On 2016-09-09 14:09, Victor Bazarov wrote:
> On 9/8/2016 3:59 PM, mark wrote:
>> On 2016-09-08 19:45, Lynn McGuire wrote:
>>> On 9/8/2016 8:58 AM, mark wrote:
>>>> It doesn't sound like you are using vector functionality. So using a
>>>> (unordered) set may be a better choice. It works perfectly fine
>>>> with pointers.
>>>
>>> ????
>>
>> Your removeOwner invalidates vector indices. So I don't see you needing
>> indexed access.
>
> Indices cannot be "invalidated". Iterators are invalidated, that's true,
> but they are not used anyway. The code as written, functionally sound,
> albeit inefficient.

What I mean is that elements shift. Elements after a removed element
don't keep their index.
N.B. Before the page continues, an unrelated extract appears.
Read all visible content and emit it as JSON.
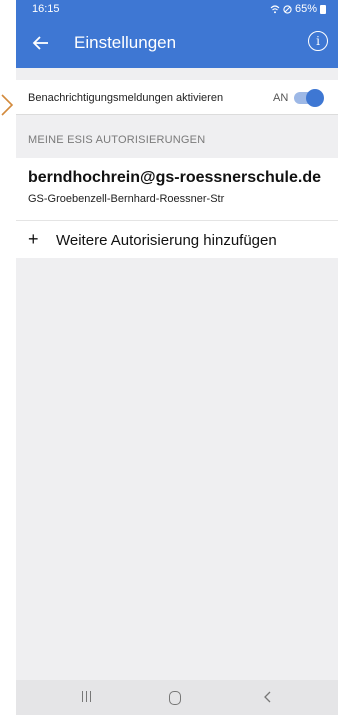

The last index will be completely invalid (going
beyond the end).

[Victor Bazarov]

Yes, and that's why the OP used '--num' and '--i' in the loop body.
Please take another look at the code.

[mark]

On 2016-09-09 17:22, Victor Bazarov wrote:
>>> Indices cannot be "invalidated". Iterators are invalidated, that's
>>> true,
>>> but they are not used anyway. The code as written, functionally sound,
>>> albeit inefficient.
>>
>> What I mean is that elements shift. Elements after a removed element
>> don't keep their index. The last index will be completely invalid (going
>> beyond the end).
>
> Yes, and that's why the OP used '--num' and '--i' in the loop body.
> Please take another look at the code.

I never said his code was wrong. I just stated my assumption that he
probably wasn't getting much use out of vector properties (like being
contiguous, random access) and that an alternate data structure might be
better.

[Victor Bazarov]

I think I see now. You're saying that the choice of the container is
not in harmony with 'removeOwner' function's disruptive effects, i.e.
*if* some other part of the program held onto some indices (to elements
of that vector), 'removeOwner' would break the contract of their
[presumed] invariance. Yes? Thank you.

The OP didn't explain the reasoning for choosing 'std::vector', and I
usually refrain from speculating on the code I can't see. My mistake is
to assume that others do as well.

[Kan]

If you really want to use a vector and a loop, without using std::remove
as suggested, you could also loop with iterator instead of index and use
the return value of std::vector::erase:

int DataItem::removeOwner(DataGroup * ownerDG)
{
for (auto it = owners.begin(); it != owners.end(); )
{
if (*it == ownerDG)
{
it = owners.erase(it);
}
else
{
++it;
}
}
}

[Luca Risolia]

On 06/09/2016 16:16, Öö Tiib wrote:
> Those solutions are how to think out of the box to solve some actual
> problem that we know nothing of, so we can't use those approaches
> for to erase elements from vector. ;-)

The more alternatives the better ;)